Minor poet Synge was: this is confirmed by a re-reading of the first volume of the collected works, in which all the verse, translations, drafts and fragments were brought together by Robin Skelton. Like Joyce, Synge was a lion that had no skill in dandling the kid; both were too big for the dainty lyric and not big enough for the ultimate Yeatsian rhetoric, which was a kind of stripped Protestant Anglo-Irish not at all close to the never-stripped (read The Ginger Man on this) Catholic Irish.
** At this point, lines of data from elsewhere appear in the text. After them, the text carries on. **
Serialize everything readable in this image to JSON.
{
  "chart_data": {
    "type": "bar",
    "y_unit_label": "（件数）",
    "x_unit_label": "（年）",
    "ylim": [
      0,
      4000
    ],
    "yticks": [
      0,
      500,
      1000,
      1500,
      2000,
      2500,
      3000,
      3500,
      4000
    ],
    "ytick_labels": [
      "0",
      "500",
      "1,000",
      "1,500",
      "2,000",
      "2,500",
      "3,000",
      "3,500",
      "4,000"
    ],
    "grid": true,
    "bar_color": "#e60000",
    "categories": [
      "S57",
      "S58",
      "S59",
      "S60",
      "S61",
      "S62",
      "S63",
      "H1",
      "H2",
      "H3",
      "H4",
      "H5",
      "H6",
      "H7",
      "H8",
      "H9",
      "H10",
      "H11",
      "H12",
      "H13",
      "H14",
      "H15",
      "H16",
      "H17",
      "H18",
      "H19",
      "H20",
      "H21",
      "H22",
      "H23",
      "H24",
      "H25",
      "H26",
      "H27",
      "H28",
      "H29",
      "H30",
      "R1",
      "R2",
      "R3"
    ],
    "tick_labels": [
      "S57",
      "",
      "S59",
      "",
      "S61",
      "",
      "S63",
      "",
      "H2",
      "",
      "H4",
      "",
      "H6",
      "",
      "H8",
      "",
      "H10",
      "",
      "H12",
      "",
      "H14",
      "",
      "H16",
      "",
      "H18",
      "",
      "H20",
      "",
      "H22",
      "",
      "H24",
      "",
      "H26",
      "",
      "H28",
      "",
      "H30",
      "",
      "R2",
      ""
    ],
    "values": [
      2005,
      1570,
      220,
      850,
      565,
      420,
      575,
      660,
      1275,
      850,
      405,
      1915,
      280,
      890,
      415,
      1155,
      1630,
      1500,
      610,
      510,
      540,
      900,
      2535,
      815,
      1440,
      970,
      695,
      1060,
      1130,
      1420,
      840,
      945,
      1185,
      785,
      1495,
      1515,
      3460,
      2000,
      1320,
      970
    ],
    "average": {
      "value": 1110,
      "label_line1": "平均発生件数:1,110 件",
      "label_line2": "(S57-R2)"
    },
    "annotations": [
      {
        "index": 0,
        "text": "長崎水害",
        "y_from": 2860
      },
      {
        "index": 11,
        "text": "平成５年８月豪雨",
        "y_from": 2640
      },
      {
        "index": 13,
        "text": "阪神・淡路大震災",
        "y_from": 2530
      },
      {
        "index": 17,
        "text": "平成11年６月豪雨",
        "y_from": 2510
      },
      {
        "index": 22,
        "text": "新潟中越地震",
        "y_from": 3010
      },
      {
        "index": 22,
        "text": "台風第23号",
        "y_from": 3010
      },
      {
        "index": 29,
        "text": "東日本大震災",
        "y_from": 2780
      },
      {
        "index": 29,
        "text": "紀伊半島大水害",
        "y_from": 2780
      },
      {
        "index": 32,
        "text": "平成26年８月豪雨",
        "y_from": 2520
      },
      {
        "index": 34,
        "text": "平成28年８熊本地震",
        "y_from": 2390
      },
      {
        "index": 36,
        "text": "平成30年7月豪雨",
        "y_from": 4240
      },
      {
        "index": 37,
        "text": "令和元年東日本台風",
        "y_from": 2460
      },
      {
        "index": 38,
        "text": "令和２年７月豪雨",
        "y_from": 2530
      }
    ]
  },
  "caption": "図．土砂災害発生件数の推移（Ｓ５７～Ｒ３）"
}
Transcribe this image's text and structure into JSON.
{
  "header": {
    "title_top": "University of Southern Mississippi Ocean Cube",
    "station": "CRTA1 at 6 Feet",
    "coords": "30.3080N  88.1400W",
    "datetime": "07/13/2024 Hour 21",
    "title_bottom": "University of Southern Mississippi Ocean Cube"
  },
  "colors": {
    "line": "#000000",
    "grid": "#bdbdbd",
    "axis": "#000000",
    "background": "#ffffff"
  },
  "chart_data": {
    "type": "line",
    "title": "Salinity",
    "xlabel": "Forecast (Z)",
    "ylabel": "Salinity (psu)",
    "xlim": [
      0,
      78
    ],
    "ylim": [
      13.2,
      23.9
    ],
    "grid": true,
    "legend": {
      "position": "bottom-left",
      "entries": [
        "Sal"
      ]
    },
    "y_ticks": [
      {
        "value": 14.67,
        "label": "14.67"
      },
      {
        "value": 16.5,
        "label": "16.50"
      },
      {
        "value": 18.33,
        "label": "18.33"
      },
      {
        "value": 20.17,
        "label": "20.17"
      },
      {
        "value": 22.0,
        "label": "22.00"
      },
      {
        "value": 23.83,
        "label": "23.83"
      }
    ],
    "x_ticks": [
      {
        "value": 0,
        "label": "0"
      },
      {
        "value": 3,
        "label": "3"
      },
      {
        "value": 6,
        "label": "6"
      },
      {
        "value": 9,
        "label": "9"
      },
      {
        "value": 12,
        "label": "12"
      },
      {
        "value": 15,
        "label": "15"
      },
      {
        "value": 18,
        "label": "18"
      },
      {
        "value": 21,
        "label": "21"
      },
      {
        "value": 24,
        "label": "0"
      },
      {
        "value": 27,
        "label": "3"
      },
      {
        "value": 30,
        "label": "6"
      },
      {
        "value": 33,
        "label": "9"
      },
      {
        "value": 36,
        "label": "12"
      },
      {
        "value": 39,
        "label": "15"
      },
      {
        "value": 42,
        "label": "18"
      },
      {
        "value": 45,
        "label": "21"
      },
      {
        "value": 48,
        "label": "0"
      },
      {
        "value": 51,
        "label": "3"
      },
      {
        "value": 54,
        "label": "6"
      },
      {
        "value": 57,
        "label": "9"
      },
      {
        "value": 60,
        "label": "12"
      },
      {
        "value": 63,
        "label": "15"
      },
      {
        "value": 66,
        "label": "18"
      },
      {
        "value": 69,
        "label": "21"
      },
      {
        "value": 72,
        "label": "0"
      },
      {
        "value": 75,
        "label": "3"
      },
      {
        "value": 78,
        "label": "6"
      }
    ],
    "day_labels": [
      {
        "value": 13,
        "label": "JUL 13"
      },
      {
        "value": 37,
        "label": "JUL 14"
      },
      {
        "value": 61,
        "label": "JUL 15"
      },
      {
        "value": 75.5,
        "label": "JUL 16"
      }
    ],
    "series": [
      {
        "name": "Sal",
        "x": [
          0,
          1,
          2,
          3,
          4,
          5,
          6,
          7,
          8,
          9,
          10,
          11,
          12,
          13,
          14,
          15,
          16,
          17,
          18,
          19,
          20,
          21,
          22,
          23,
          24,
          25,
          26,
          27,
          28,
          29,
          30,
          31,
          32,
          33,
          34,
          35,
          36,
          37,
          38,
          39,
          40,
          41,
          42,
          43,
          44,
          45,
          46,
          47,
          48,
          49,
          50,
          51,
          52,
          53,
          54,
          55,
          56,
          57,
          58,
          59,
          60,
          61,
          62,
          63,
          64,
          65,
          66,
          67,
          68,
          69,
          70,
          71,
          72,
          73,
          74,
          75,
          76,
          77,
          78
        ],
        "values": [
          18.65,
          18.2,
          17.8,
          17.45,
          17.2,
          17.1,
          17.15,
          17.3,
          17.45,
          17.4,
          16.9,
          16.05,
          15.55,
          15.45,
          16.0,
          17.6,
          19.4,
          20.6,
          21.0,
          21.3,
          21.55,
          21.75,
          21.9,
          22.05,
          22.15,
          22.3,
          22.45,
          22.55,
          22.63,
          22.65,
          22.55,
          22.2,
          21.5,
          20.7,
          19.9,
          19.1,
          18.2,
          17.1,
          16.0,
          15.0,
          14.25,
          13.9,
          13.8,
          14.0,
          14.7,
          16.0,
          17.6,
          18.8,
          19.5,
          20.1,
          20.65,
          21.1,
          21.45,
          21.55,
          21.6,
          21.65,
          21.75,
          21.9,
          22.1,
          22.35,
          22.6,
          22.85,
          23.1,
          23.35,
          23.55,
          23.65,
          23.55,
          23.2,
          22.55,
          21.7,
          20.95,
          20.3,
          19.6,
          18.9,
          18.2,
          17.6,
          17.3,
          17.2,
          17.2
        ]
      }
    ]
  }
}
The next two volumes will be very exciting, since, under Dr Ann Saddle- myer's editorship, they will give us the plays. Here, in the meantime, is the raw material of those plays and a riveting expository skill which has one echoing At Swim-Two-Birds: 'A pint of plain is your only man.' There is a fair amount of prose not published before, including some literary notes which reveal equally Irish boldness (`Every healthy mind is more interested' in Tit-Bits than in Idylls of the King'—very Bloom-cloacal) and Irish timidity: 'A book . . . that one feels ashamed to read in a cottage of Dingle Bay one may fairly call a book that is not healthy—or universal.'

The evidence of wide reading in European literature should serve to remind a new generation that Synge was not closing in to parochial art when, in 1902, he sat down to write Riders to the Sea. While Joyce was an Ibsen-worshipping undergraduate, Synge was producing a kind of European tragedy that Europe had forgotten how to produce : It's a great rest I'll have now, and great sleep- ing in the long nights after Samhain, if it's only a bit of wet flour we do have to eat, and maybe a fish that would be stinking. . . . Michael has a clean burial in the far north, by the grace of the Almighty God. Bartley will have a fine coffin out of the white boards, and a deep grave surely. What more can we want than that? No man at all can be living for ever, and we must be satisfied.

Satisfied? Our stoicism is not that of either Synge or the Aran Islands. That Synge should die at thirty-eight of Hodgkin's disease is another grudge we have to carry against the Destroyer.